Comparative efficacies of 3,4,3-LIHOPO and DTPA for enhancing the excretion of plutonium and americium from the rat after simulated wound contamination as nitrates

With DTPA as a comparison, the siderophore analogue 3,4,3-LIHOPO has been examined for its ability to remove 238Pu and 241Am from the rat after subcutaneous (s.c.) and intramuscular (i.m.) injection of about 200 Bq of each actinide (0.3 ng Pu, 1.6 ng Am). After the s.c. deposition of 238Pu and 241Am, both ligands were more effective after local administration than (in decreasing order) their repeated interperitoneal (i.p.) injection, single i.p. injection and continuous infusion. Dosages of 3 mumol kg-1 of 3,4,3-LIHOPO were at least as effective as 30 mumol kg-1 DTPA after each mode of administration. The most effective regimen of those investigated for s.c. 238Pu and 241Am involved local administration of 30 mumol kg-1 of 3,4,3-LIHOPO at 30 min followed by i.p. injections at 6 h, 1, 2 and 3 day. By day 7 after exposure, the amounts of 238Pu and 241Am retained in the body were 2 and 7% of those in controls, respectively and 10 and four times less than when DTPA was administered using the same regimen. The ligand 3,4,3-LIHOPO was more effective for 238Pu and 241Am after their i.m. injection. This was attributed to the greater retention of these actinides at the wound site (97 versus 67%) when treatment commenced. After a single local injection of 30 mumol kg-1 at 30 min, the amounts of 238Pu and 241Am retained in the body at 7 day were 0.9 and 0.8% of controls. These values were 34 and 27 times less than after local and repeated i.p. injections of DTPA at dosages of 30 mumol kg-1. It is concluded that the administration of 3,4,3-LIHOPO represents potentially a most significant advance in the treatment of wound contamination by 238Pu and 241Am by chelating agents.
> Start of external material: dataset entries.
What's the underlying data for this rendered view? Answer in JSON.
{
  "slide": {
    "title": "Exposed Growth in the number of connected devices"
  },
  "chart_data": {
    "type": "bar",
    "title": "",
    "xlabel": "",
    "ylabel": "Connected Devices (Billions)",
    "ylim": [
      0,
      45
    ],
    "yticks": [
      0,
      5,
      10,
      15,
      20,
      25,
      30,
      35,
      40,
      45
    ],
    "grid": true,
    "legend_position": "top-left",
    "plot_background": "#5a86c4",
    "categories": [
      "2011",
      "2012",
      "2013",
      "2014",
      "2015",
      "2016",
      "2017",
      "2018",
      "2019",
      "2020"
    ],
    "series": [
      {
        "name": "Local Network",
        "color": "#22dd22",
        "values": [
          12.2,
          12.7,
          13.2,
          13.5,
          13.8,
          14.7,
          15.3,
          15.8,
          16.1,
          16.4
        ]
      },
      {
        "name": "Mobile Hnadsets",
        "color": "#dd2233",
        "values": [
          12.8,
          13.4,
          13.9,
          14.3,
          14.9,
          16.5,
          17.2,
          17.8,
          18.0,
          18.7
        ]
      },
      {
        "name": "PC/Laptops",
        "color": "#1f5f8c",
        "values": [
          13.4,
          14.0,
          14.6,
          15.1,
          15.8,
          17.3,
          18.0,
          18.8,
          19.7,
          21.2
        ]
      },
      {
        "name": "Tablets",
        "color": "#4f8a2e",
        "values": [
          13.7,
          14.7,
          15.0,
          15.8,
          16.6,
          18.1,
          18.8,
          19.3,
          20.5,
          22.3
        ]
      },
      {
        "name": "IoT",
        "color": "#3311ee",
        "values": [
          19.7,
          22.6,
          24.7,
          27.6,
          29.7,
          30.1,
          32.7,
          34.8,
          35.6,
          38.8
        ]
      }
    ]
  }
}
Early chelation therapy for injected Pu-238 and Am-241 in the rat: comparison of 3,4,3-LIHOPO, DFO-HOPO, DTPA-DX, DTPA and DFOA

Chelating agents were tested for removal of simultaneously injected Pu-238 and Am-241 from the rat. The effectiveness of early single chelate injections of Pu-238 retention in tissues decreased in the order 3,4,3-LIHOPO > DFO-HOPO > DTPA > DTPA-DX, and for Am-241 in the order 3,4,3-LIHOPO > DTPA-DX > DTPA >> DFO-HOPO. DTPA-DX showed a special ability to remove Am-241 from the liver. Injected 3,4,3-LIHOPO decreased the contents of Pu-238 in bone and liver to 9 and 3%, respectively, of those in untreated controls. Corresponding values for Am-241 in bone and liver were 30 and 6%, respectively, which indicates that 3,4,3-LIHOPO (unlike DFO-HOPO) is not a plutonium-specific chelator. The effectiveness of prompt single oral treatment with 3,4,3-LIHOPO and DFO-HOPO in reducing retention of actinides was comparable with that of those chelators injected with 1 h delay and at one-third of the oral dose. When 3,4,3-LIHOPO was administered by continuous infusion, a superior effect was achieved with total chelate amounts only slightly exceeding that given as single injection. The retention of PU-238 and Am-241 in bones was reduced to < 5 and 10% of controls, respectively; the contents in the liver were < 2% of controls.